After twenty minutes along the straight road through strangely old and thick bush, Edgar indicated and they turned right onto Gulpepper Road. Another ten minutes and they started to see farms and other properties, then came over a hill to a large roundabout and a decent sized town spread out before them.
“Jaysus, I didn’t expect that,” Patrick said.
“There’s a harbour and everything,” Ciara pointed, then the view was lost as they descended
the other side of the hill.
“The sign said ‘Gulpepper, population 8,000’,” Torsten said. “That’s not a tiny hamlet.”
“Did you saw the bit underneath?” Simone asked. “Someone writed it on.”
“What bit?”
“It said ‘But the dead outnumber the living’.”
Patrick laughed. “Well, isn’t that cheery.”
They drove on, past a large Woolworths supermarket on the left, lit up white and green, and then Edgar indicated again and turned right up a steep hill. They followed, engine whining. Houses lined either side, some clearly older, with more modern buildings in between. Patrick imagined the place when it was first settled and everyone had plenty of space, until they began selling the land, subdividing as the town grew.
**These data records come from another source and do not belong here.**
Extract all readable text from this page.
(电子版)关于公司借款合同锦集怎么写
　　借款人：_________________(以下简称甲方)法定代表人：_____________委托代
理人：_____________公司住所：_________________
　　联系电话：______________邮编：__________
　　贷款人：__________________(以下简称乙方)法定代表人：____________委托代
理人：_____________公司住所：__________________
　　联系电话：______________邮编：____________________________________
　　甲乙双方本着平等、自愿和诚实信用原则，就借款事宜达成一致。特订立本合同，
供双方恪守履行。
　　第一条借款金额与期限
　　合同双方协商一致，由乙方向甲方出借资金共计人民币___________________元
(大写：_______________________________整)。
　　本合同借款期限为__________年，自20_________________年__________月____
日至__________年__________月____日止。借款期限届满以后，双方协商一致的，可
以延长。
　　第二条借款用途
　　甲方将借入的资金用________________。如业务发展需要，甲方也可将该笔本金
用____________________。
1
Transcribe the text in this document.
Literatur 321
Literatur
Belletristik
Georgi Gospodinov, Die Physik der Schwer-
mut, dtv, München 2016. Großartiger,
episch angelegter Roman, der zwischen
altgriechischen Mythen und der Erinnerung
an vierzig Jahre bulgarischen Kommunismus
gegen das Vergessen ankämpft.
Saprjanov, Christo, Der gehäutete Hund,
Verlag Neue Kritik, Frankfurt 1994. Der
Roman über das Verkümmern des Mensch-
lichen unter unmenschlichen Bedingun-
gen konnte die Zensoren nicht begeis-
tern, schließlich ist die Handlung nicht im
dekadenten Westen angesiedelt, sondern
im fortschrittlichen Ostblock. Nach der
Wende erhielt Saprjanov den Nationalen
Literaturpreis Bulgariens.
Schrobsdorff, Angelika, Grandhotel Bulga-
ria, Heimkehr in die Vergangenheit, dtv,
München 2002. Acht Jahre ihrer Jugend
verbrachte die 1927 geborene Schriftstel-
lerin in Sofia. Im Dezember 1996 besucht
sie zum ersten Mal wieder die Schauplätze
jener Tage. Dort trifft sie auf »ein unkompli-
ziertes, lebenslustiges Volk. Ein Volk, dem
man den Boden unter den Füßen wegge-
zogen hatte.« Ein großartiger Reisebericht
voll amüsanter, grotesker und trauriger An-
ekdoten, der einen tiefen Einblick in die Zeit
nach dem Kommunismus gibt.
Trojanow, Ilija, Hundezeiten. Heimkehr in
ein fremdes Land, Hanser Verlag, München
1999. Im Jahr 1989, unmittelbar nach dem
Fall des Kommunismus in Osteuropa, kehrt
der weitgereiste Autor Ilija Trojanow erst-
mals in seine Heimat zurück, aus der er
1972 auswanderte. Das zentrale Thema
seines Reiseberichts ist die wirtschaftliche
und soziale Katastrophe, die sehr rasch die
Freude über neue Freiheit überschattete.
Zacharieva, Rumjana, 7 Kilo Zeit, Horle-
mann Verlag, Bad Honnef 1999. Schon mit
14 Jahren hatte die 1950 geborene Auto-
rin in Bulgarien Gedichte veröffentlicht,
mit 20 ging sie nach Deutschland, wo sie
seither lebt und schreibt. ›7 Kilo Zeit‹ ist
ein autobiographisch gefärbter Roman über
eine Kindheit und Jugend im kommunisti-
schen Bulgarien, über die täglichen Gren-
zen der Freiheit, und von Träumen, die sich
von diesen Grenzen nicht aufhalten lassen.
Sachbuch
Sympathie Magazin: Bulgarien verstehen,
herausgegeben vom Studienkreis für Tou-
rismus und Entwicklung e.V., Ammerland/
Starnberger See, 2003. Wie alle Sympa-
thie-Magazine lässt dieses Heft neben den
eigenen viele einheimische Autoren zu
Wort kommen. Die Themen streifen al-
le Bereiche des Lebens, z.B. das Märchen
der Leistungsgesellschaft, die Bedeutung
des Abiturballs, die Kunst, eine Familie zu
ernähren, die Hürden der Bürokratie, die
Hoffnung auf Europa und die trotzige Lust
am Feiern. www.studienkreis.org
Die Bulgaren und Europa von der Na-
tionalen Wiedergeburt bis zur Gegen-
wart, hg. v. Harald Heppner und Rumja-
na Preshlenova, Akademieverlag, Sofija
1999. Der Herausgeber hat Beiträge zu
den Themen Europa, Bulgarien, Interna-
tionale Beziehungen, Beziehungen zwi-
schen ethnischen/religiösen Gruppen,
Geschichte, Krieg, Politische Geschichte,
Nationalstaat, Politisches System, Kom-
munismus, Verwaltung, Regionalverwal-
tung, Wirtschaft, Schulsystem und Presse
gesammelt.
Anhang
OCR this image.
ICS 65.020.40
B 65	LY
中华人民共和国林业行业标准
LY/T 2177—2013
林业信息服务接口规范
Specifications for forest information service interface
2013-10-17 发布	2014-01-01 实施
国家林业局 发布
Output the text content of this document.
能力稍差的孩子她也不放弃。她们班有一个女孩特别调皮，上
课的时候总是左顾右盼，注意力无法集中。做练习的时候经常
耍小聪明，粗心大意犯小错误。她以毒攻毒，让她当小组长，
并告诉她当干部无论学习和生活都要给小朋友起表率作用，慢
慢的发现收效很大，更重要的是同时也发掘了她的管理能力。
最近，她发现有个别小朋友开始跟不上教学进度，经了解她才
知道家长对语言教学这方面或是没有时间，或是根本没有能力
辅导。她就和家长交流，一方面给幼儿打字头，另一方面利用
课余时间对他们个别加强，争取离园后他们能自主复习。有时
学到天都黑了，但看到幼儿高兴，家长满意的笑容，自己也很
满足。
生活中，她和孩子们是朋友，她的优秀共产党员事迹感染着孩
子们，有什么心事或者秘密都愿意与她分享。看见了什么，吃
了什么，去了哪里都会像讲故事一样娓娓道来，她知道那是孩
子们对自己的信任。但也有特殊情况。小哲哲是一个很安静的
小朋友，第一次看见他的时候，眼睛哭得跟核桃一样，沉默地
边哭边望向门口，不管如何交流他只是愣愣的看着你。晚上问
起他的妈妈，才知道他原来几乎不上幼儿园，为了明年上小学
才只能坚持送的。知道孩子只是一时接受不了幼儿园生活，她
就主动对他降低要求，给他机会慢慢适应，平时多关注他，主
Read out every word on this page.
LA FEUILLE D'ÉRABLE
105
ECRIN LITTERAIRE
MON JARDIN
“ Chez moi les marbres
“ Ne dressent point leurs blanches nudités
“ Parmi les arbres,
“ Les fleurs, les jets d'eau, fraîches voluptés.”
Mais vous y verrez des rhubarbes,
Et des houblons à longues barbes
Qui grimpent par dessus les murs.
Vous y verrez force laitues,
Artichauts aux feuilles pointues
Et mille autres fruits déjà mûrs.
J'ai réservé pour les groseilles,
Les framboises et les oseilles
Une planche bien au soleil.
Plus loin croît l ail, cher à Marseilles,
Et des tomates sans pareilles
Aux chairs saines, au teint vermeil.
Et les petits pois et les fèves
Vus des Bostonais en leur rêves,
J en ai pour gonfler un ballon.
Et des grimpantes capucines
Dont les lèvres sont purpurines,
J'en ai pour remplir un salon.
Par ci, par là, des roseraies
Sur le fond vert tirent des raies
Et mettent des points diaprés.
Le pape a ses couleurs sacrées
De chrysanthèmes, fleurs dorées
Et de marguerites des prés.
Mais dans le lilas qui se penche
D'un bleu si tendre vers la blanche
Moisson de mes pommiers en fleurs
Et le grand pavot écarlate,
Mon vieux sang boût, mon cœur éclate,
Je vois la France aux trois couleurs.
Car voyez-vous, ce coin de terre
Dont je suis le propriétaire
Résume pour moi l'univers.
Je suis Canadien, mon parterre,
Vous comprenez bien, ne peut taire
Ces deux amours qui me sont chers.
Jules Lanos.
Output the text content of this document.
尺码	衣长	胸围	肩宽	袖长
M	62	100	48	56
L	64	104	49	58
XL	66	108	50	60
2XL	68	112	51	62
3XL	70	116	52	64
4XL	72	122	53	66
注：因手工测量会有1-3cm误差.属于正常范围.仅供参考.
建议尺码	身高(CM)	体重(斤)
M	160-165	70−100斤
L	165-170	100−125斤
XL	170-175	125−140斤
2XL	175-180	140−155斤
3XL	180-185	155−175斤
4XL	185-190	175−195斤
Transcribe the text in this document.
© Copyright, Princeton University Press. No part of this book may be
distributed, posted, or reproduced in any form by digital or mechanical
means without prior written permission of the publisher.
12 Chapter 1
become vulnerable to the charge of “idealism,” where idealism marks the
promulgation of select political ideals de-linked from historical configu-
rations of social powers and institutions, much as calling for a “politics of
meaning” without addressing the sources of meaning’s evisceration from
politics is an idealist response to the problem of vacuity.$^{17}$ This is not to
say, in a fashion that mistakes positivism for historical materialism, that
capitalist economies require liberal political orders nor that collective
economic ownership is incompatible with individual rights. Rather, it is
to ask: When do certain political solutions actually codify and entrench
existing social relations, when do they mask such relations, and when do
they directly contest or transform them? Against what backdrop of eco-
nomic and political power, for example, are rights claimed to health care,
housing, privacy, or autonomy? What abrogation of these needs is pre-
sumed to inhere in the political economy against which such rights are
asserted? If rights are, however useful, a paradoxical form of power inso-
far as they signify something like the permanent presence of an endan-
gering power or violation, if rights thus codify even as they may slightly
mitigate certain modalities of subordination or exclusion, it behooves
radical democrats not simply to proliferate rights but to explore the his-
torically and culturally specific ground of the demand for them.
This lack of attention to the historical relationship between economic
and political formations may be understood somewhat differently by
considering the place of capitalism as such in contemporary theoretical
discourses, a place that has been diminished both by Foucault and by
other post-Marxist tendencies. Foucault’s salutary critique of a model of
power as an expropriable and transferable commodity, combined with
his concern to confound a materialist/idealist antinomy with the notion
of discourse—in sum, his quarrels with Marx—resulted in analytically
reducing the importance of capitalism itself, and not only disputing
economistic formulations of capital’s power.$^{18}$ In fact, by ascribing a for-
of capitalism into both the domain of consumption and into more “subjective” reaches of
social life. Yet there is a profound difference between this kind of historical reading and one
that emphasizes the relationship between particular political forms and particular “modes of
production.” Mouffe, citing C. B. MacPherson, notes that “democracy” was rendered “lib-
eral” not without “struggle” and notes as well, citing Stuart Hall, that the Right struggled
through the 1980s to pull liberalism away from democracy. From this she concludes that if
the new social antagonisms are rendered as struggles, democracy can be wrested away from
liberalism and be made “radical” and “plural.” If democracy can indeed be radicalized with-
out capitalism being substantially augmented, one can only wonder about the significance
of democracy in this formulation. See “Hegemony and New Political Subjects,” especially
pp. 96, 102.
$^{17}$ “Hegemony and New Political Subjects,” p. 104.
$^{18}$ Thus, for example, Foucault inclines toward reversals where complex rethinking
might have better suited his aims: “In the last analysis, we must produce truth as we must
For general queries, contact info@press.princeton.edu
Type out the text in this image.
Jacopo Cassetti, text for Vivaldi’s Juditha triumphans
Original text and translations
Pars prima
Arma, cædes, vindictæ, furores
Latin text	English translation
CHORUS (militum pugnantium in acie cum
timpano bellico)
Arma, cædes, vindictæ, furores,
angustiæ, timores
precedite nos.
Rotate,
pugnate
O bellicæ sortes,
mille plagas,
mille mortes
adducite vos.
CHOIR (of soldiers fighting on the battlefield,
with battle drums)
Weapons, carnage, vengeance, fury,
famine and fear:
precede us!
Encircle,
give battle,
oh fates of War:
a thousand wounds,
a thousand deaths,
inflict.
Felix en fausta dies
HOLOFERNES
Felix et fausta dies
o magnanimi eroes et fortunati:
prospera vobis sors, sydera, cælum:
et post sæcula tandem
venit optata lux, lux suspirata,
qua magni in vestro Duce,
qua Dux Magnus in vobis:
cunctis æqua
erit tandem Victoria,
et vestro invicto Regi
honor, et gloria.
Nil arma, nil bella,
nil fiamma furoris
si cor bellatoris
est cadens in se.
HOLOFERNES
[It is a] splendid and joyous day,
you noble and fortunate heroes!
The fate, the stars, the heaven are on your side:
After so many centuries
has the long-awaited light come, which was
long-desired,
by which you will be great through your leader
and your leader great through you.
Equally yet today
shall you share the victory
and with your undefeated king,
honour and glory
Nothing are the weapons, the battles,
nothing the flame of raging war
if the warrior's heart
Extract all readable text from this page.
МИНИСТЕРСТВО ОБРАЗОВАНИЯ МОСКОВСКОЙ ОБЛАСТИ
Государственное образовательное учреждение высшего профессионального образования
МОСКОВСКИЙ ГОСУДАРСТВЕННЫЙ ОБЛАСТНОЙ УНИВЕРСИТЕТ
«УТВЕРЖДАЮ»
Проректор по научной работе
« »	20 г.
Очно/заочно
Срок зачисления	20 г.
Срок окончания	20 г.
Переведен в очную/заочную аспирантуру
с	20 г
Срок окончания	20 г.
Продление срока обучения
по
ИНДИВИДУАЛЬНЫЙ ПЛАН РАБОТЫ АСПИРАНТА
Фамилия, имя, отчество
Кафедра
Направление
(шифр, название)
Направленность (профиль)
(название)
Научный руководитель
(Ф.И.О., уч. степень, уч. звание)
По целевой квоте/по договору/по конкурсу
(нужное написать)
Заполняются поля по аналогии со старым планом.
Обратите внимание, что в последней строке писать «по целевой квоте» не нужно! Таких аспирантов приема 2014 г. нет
They reached the top of the large hill, the town spread out below them, then went around a tight S-bend and along further. More houses, these a little more spaced out, and then a huge building on a corner block.
The block was thick with old trees, huge with high, wavy buttress roots, and well-established garden beds of shrubs and flowers. A stone wall stood all around it, and in the middle a large two-storey stone block house. Big bay windows, verandas with curlicued metal fencing all around both floors, a steep tiled roof with intricate chimney stacks. Behind the house, on the far side of the big garden, was nothing but bush. The road turned left and went back down the other side of the hill. More houses lined that street. Edgar drove his black van into the driveway of the big house. A stone sign carved with the words “The Manor” marked the entrance to the driveway.
“Far out,” Patrick said. “He wasn’t joking.”
The driveway curved around behind the house, several other cars already there. Some were empty, others had people inside, waiting. Edgar drove the van past them all and into a large three car garage, the door on the left open to receive him. Patrick parked up behind the other cars. When the band emerged, people poured out of their vehicles and crowded around.
“Time to party!” Edgar said, and everyone cheered.